The program received $90 million to remediate the earthquake and hurricane damage and an additional $50 million to build more resilient church structures to withstand the next storm.

Boland said that the delay in funding and rebuilding was due to many factors, mainly “bureaucratic delays on the part of various government agencies involved” and the pandemic shutdown.
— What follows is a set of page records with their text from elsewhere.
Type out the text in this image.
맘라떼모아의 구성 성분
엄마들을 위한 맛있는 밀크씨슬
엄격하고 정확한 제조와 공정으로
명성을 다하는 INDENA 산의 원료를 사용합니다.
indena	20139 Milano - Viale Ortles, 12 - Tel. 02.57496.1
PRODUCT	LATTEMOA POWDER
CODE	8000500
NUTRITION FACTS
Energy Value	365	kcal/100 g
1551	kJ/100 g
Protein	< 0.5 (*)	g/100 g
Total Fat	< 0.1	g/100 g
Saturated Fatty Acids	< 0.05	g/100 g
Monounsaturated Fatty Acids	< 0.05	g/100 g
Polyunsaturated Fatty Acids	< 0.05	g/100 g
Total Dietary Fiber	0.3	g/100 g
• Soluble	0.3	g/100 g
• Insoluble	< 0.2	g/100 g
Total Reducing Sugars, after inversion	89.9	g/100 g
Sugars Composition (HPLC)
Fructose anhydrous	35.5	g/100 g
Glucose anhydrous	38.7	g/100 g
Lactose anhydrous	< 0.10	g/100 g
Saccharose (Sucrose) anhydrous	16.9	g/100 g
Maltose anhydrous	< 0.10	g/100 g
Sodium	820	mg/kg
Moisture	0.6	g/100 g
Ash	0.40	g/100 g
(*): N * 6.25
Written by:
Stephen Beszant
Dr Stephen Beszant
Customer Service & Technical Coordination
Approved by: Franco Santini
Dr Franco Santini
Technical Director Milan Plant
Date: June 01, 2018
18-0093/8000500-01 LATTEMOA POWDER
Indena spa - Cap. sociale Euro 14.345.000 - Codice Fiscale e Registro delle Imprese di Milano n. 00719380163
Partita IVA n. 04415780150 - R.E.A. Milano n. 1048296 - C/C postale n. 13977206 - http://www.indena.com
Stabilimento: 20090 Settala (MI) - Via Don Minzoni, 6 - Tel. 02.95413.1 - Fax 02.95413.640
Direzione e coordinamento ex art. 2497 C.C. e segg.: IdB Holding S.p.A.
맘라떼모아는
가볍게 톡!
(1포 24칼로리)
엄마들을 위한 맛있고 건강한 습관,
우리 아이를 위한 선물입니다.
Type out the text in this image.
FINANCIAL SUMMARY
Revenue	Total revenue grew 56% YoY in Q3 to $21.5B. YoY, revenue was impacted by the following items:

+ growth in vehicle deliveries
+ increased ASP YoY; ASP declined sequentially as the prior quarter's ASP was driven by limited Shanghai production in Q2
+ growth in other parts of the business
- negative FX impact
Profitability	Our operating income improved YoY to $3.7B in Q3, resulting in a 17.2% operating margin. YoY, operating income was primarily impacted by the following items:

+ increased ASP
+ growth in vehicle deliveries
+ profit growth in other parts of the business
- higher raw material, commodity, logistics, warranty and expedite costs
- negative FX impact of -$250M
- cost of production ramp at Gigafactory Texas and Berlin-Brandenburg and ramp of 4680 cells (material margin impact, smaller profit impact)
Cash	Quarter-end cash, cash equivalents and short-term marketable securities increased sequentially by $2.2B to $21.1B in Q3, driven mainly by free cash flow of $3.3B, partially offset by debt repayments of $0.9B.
Many church buildings are also historical, some as old as 500 years, requiring more oversight.

“But the patience and perseverance of so many of our pastors, bishops, and partners will hopefully begin to be rewarded as church buildings begin to be rebuilt and the government continues to obligate funding to more damaged churches,” Boland said before Fiona hit the island.

He said that as of Sept. 19, they were just beginning to assess the situation after Fiona.

On Sept. 21, President Joe Biden approved a disaster declaration for Puerto Rico, authorizing federal recovery funds through the Federal Emergency Management Agency.

Catholic Extension’s recovery team will work with FEMA to identify damage to Catholic properties caused by Hurricane Fiona that may be eligible for repair funding under its public assistance program.

“The purpose of the trip was to make us aware of the reality faced by many Puerto Rican Catholic communities and the way Catholic Extension helps them,” Deacon Velasco said.

“And to show us that, in the midst of the material challenges they face,” he added, “the Puerto Rican people are a people who maintain hope and joy because it is a people of great faith who manifest great love for our Mother, Our Lady of the Divine Providence.”